All the time, Blunt was haunted by what he experienced in Vietnam, and his treatment back in the United States.

“It was like holding a bottle of Coke and shaking it up,” he said. “That’s how I felt inside.”

He sought and found relief in a program at the Veterans Administration Hospital in Loma Linda. “I was finally able to let it all out. I am a better man for it.”

And he found another unlikely source of comfort. “I was driving by a place called Queen of Hearts Therapeutic Riding Center in Mira Loma. The lady who ran it was retired Army, just like me…It worked. Horses don’t criticize. You give them love, they love you.”
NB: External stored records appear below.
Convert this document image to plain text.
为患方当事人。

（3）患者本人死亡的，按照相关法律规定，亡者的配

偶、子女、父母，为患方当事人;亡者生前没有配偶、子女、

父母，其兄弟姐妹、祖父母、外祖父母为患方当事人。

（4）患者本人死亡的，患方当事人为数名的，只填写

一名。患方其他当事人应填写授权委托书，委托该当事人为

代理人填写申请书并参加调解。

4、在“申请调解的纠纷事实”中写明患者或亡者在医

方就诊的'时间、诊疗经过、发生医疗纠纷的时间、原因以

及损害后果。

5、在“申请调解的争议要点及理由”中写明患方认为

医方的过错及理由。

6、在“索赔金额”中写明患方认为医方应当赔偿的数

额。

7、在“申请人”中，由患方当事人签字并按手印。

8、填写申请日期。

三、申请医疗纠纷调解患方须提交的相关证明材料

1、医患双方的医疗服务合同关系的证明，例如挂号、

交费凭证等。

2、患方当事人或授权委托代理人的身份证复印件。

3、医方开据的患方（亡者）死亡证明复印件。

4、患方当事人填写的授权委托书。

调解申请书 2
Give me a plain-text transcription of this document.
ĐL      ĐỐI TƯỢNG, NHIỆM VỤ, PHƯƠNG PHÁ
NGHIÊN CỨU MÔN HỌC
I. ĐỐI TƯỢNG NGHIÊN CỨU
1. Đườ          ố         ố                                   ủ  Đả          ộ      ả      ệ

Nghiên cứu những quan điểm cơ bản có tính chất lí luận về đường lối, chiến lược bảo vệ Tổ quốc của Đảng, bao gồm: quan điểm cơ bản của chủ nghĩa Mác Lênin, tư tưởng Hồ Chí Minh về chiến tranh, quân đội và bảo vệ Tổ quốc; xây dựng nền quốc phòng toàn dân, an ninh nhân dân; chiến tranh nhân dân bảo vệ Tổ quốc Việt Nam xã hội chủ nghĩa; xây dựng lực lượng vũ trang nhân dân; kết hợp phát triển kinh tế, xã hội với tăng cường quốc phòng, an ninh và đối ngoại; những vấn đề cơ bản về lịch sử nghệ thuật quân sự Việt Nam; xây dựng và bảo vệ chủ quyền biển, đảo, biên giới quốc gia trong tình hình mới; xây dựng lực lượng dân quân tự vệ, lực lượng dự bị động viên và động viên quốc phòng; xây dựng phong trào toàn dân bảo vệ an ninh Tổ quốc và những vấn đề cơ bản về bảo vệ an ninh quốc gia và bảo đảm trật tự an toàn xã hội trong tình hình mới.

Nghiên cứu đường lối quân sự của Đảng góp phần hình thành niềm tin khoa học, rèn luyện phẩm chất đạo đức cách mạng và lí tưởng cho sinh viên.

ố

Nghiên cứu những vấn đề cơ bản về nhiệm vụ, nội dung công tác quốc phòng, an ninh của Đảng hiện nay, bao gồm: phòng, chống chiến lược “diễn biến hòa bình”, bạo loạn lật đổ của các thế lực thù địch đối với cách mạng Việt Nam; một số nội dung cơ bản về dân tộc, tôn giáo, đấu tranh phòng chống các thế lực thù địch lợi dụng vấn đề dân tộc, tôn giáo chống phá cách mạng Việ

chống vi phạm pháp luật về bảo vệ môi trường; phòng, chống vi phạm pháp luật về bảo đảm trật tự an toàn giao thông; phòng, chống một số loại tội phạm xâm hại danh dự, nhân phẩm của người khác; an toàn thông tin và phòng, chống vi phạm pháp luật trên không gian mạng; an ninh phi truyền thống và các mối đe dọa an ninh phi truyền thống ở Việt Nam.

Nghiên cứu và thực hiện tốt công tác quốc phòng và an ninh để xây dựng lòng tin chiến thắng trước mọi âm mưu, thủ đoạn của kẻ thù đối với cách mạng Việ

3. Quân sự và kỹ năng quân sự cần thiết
He spent five years in the program. Now he has his own horse – Honor – stabled in Norco and still finds calm during the time he spends with him. His life is on track. He and his wife, Mary, have two grown children who are doing well, and he is enjoying his retirement.

As his graduation day approaches, Blunt remembers a high school English teacher who told him she believed in him.

“She sat me down and said, ‘You have the ability to do whatever you want to do and excel at it.’ In the Army, I excelled. I became a valuable person.”

He is already thinking about when he walks across the stage to finally receive his diploma on November 13.

“It’s going to be a proud moment. It’s something I never got to experience.”